To make things easy, we provide simple VOC and COCO dataset loader that inherits torch.utils.data.Dataset
making it fully compatible with the torchvision.datasets
API.
# specify a directory for dataset to be downloaded into, else default is ~/data/
sh data/scripts/VOC2007.sh # <directory>
# specify a directory for dataset to be downloaded into, else default is ~/data/
sh data/scripts/VOC2012.sh # <directory>
Install the MS COCO dataset at /path/to/coco from official website, default is ~/data/COCO. Following the instructions to prepare minival2014 and valminusminival2014 annotations. All label files (.json) should be under the COCO/annotations/ folder. It should have this basic structure
$COCO/
$COCO/cache/
$COCO/annotations/
$COCO/images/
$COCO/images/test2015/
$COCO/images/train2014/
$COCO/images/val2014/
UPDATE: The current COCO dataset has released new train2017 and val2017 sets which are just new splits of the same image sets.
-
First download the fc-reduced VGG-16 PyTorch base network weights at: https://s3.amazonaws.com/amdegroot-models/vgg16_reducedfc.pth or from our BaiduYun Driver
-
MobileNet pre-trained basenet is ported from MobileNet-Caffe, which achieves slightly better accuracy rates than the original one reported in the paper, weight file is available at: https://drive.google.com/open?id=13aZSApybBDjzfGIdqN1INBlPsddxCK14 or BaiduYun Driver.
-
By default, we assume you have downloaded the file in the
RFBNet/weights
dir:
mkdir weights
cd weights
wget https://s3.amazonaws.com/amdegroot-models/vgg16_reducedfc.pth
- To train RFBNet using the train script simply specify the parameters listed in
train_RFB.py
as a flag or manually change them.
python train_RFB.py -d VOC -v RFB_vgg -s 300
- Note:
- -d: choose datasets, VOC or COCO.
- -v: choose backbone version, RFB_VGG, RFB_E_VGG or RFB_mobile.

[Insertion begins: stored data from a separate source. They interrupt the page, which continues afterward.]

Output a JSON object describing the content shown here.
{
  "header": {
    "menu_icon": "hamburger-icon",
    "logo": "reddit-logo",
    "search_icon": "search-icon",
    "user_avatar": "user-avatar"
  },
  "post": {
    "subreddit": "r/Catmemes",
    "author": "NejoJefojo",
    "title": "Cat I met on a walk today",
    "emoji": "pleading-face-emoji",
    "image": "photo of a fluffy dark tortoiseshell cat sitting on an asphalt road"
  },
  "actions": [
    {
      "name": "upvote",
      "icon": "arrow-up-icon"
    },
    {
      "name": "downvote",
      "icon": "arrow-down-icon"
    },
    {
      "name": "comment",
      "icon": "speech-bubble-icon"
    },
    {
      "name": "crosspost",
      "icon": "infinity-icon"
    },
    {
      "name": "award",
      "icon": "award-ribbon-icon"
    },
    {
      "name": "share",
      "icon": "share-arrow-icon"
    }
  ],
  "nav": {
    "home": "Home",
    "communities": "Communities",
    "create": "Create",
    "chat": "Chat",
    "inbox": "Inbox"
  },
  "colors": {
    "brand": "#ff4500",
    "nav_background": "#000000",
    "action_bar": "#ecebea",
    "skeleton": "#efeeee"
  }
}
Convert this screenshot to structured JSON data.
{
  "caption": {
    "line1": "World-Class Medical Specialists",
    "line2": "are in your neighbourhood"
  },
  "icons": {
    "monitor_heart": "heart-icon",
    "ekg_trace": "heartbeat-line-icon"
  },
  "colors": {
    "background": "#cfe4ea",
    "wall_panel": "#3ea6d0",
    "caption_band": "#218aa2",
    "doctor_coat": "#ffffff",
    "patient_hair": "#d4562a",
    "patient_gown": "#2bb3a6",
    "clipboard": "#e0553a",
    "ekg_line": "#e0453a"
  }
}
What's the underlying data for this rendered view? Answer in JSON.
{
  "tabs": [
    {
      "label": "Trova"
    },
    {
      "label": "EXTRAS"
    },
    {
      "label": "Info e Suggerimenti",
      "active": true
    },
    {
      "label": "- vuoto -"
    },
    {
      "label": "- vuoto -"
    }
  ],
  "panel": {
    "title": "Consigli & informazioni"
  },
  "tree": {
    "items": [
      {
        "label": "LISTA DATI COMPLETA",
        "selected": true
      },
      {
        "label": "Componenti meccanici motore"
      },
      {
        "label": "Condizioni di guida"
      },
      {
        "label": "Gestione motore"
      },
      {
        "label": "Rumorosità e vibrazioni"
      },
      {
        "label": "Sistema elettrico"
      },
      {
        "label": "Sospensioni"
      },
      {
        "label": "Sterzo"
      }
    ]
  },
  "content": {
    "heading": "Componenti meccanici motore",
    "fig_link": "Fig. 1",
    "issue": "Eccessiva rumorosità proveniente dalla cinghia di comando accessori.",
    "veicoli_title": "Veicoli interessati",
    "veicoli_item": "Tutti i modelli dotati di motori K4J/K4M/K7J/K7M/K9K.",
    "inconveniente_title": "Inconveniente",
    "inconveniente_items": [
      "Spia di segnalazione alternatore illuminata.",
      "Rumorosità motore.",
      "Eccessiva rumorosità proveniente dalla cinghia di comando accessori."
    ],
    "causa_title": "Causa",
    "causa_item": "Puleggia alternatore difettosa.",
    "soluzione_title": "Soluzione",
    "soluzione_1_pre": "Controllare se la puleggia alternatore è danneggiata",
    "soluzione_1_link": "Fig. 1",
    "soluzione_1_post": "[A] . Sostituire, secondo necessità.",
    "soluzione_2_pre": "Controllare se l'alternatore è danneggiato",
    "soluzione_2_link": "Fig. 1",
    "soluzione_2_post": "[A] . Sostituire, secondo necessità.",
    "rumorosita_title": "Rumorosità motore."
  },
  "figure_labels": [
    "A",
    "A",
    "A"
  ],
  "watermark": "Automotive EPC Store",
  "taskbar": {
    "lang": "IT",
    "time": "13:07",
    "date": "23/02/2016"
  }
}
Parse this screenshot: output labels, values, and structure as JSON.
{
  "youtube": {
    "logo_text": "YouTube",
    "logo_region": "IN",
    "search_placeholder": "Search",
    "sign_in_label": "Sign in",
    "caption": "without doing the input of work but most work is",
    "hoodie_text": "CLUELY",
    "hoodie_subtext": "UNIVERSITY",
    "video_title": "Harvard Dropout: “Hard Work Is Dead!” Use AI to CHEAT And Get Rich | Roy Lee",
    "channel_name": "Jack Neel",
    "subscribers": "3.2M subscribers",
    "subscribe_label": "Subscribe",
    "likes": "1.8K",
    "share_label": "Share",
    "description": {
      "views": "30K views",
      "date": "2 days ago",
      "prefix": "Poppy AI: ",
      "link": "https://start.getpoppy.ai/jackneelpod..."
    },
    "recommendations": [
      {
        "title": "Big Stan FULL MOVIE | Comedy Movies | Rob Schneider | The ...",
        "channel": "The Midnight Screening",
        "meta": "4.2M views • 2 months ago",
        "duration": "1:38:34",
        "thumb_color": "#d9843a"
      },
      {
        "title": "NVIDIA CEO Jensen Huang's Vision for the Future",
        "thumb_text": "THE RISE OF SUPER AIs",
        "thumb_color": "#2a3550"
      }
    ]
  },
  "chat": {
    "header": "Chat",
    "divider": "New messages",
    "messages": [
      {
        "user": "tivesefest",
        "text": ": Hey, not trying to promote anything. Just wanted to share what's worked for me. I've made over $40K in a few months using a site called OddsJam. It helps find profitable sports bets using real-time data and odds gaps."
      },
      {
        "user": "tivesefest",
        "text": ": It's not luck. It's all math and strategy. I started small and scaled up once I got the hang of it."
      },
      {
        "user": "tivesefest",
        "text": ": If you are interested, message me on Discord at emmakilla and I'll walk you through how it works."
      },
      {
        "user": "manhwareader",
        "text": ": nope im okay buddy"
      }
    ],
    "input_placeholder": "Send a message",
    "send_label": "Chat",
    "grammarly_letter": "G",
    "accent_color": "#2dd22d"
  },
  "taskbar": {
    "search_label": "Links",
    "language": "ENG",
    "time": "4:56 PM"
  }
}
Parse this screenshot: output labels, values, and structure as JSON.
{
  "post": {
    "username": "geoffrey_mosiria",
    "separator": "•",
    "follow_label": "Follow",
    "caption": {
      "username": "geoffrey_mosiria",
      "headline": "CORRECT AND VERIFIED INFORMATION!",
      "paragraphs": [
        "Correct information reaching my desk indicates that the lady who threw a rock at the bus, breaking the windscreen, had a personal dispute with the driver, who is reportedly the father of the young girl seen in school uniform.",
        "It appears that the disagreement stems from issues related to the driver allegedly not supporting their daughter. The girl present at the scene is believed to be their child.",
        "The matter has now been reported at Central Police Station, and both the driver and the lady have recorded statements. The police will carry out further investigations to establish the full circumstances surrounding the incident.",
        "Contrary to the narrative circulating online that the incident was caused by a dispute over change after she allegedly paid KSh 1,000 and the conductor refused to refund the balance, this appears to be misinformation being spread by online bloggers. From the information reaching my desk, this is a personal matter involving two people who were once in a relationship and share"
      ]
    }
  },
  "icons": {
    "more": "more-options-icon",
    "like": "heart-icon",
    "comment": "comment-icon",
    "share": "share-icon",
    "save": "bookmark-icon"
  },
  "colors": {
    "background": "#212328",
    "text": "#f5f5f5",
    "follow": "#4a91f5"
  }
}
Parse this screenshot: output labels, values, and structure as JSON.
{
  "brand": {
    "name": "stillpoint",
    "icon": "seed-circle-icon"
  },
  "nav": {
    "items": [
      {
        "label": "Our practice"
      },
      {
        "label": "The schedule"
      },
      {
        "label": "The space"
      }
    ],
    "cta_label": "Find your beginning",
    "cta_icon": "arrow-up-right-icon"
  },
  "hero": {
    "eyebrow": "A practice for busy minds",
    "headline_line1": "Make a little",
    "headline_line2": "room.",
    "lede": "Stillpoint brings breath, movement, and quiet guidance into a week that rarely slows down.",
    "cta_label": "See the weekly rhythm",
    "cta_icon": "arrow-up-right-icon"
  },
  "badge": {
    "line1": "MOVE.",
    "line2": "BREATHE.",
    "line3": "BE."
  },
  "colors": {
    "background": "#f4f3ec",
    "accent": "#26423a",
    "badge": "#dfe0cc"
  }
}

- -s: image size, 300 or 512.
- You can pick-up training from a checkpoint by specifying the path as one of the training parameters (again, see
train_RFB.py
for options) - If you want to reproduce the results in the paper, the VOC model should be trained about 240 epoches while the COCO version need 130 epoches.
To evaluate a trained network:
python test_RFB.py -d VOC -v RFB_vgg -s 300 --trained_model /path/to/model/weights
By default, it will directly output the mAP results on VOC2007 test or COCO minival2014. For VOC2012 test and COCO test-dev results, you can manually change the datasets in the test_RFB.py
file, then save the detection results and submitted to the server.